On Tuesday, the “Get Ready for Life” program graduated eight student-workers upon completion of an eight week intensive construction co-op program. Now in its fourth year, GRFL operates as a partnership between Unions and Businesses United in Construction (UNICON) and the Rochester City School District. In addition, GRFL received a $35,000 grant from the County of Monroe Industrial Development Agency.
The essential thrust of GRFL is to deliver the missing requisites to students within the city district necessary for success in the world of construction and work, as well as to effectively create a pipeline of qualified, motivated individuals to fill the projected vacancies in the growing construction industry.
Union trained and certified tradesman work alongside the students—providing instruction and mentorship—in this fast-paced and rigorous program. Together they build houses later reassembled and sold at market value throughout the city. So far students have been prepared to hit the ground running as they exit high school and pursue their dreams.
Last year, program graduates entered a variety of tracks. One student immediately applied to the Carpenter’s local. He passed the entry test, scored well on the interview, and as soon as he turned 18 entered their apprenticeship. He now works for Manning Squires Hennig Co., Inc. Another found a job with Tambe Electric, a local industry partner. Two students entered post-secondary education, one to SUNY Brockport and another to MCC. Another graduate works with O’Connell Electric during the day and studies Electrical Engineering at MCC in the evening. One graduating student began an internship with Habitat for Humanity. And, this year two GRFL students have been nominated for a new annual $5,000 scholarship UNICON is generously awarding to qualified consruction students to attend MCC or Alfred State.

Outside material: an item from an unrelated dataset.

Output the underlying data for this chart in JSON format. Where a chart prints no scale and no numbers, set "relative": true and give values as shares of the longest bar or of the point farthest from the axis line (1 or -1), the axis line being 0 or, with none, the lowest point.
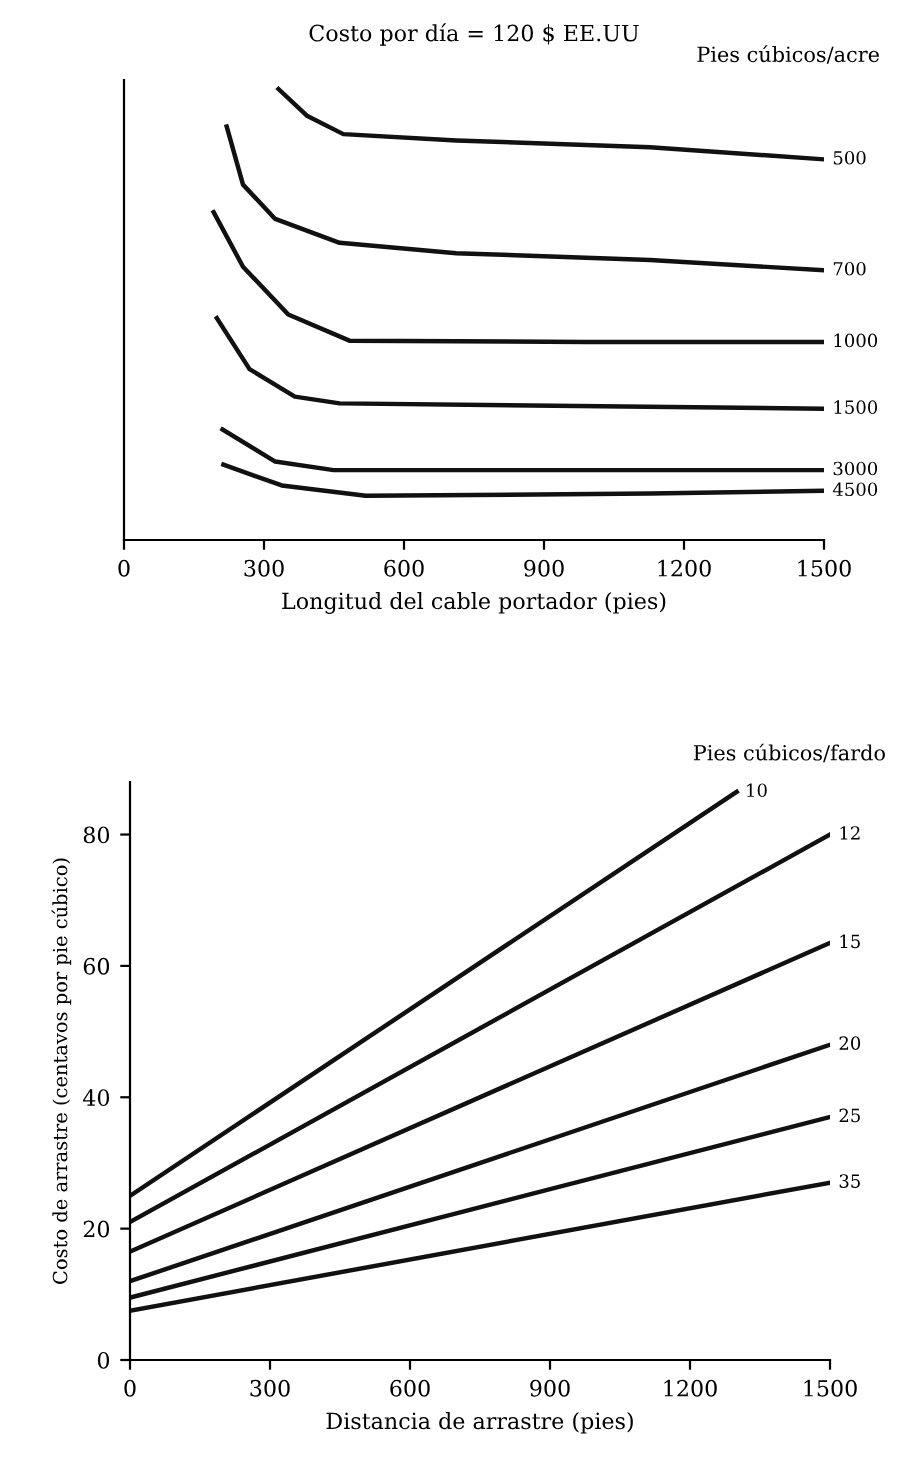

Not just students find GRFL rewarding. As RBHS teacher Jeremy Boehlke says, “By removing students from the four walls of a classroom, placing them in a real-world work environment, where the knowledge and skills they have learned now apply to their developing experience—student growth is inevitable. Seeing students be stretched, challenged, and respond with more energy and focus to succeed is where my job becomes a dream job.” To Boehlke, building the house has become a labor of love.
GRFL is also responding to a pressing community issue: the underrepresentation of minorities in the construction industry. According to UNICON’s Executive Director, Kenneth Warren, “through the efforts of the Facilities Modernization Board, the Mayor’s Office and RCSD, it became clear that the need for people of color to work in the trades was going to be mandated,” for example in the Midtown project. As Rochester progresses on this front, GRFL is answering the call.
The bottom line is GRFL is working. It is economic development for neighborhoods at its most basic – jobs and career for city residents.